The Team Sky professional Alex Dowsett has suffered a broken elbow racing in Belgium over the weekend – but didn’t know he’d injured himself that badly until he driven the four hours back to his home on Sunday evening!
Gordon Wiseman writes … The three stage “Driedaagse van West-Vlaanderen” should have been tailor-made for Dowsett’s abilities as it opened with a 7km prologue that was a very simple “out and back” route along the Belgian coast.
“It was just like a typical British club time trial course albeit a little shorter” Alex said, describing the course soon after he’d set what proved to be the 12th fastest time of the day, just 17 seconds behind that of stage winner Michal Kwiatkowski. “Running pretty much parallel to the coast, you literally went up on side of the road to the turn and back again”.
“I’m fairly pleased with my own effort, it wasn’t a bad ride. There was a tail wind out and, thinking about the way I tackled the course and looking at my figures, I think I probably over-cooked it on that leg and suffered a bit on the return. The good thing is that you live and learn and I’ll take that into account next time.
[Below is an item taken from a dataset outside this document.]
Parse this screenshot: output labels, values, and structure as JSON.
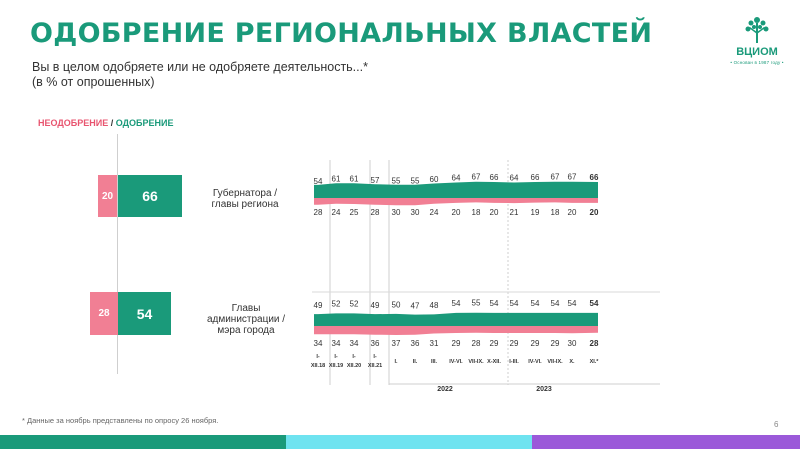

But I know I put out all I had.”
The outcome of the stage was really determined by the running order as there was a significant change in the wind direction that favoured the riders going off in the middle group.“That sort of thing is disappointing but I guess there’s really nothing you can do about it. The wind turned about 90 degrees so that meant the middle runners didn’t have either a head or tail wind to contend with. But that said, stage winner Kwiatkowski still did a really special ride”.
With 10 second time bonuses on offer to the winner of the remaining stages, even though he was 17 seconds down after stage one, having completed the first stage Alex still wasn’t discounting a chance at the overall.
“We’ve got all to play for with Mick Rogers” – Dowsett’s Sky team mate and former World Time Trial champion – “sitting in 8th place and we’ve got Swifty to go for the sprints if the stages come down to bunch finishes. But this is definitely a race I could go for”.
Things didn’t go as well as Dowsett or Team Sky hoped for on the second 182km stage and although Alex moved up into the top ten overall after working with the team to close the gap so Swift could contest the sprint, there were no winner’s bouquets on display on the Team Sky dinner table that evening.
The closing 187km stage was definitely lined up for those riders contesting the overall result but Dowsett never saw more than around 130kms before disaster struck.
“We were on one of the inevitable cobbled sections with about 50km to go and I was riding behind Leif Hoste” one of Belgium’s most experienced riders. “He went sideways and off and I rode over his legs before falling on my hip and elbow. I had to pack there and then and although I knew it was a big hit, after the race I felt well enough to drive home.
“It was a four hour journey home and although my car is an automatic, with all the driving it got steadily worse. It was particularly bad when I had to fill up the tank. When I got in, my sister took me to A&E and that was that. The X-ray clearly shows a break”.
Because of his haemophilia, Dowsett was later transferred to the Royal London hospital where they are used to treating his condition.
Having fallen and badly bruised his ankle mid-week when out training on his mountain bike, Alex is certainly going through an unlucky spell but knows things could have been worse. “At least with it being my elbow this time I can maintain my fitness on the turbo – and that’s where the real pain will really kick-in” he later joked, trying to lighten his mood.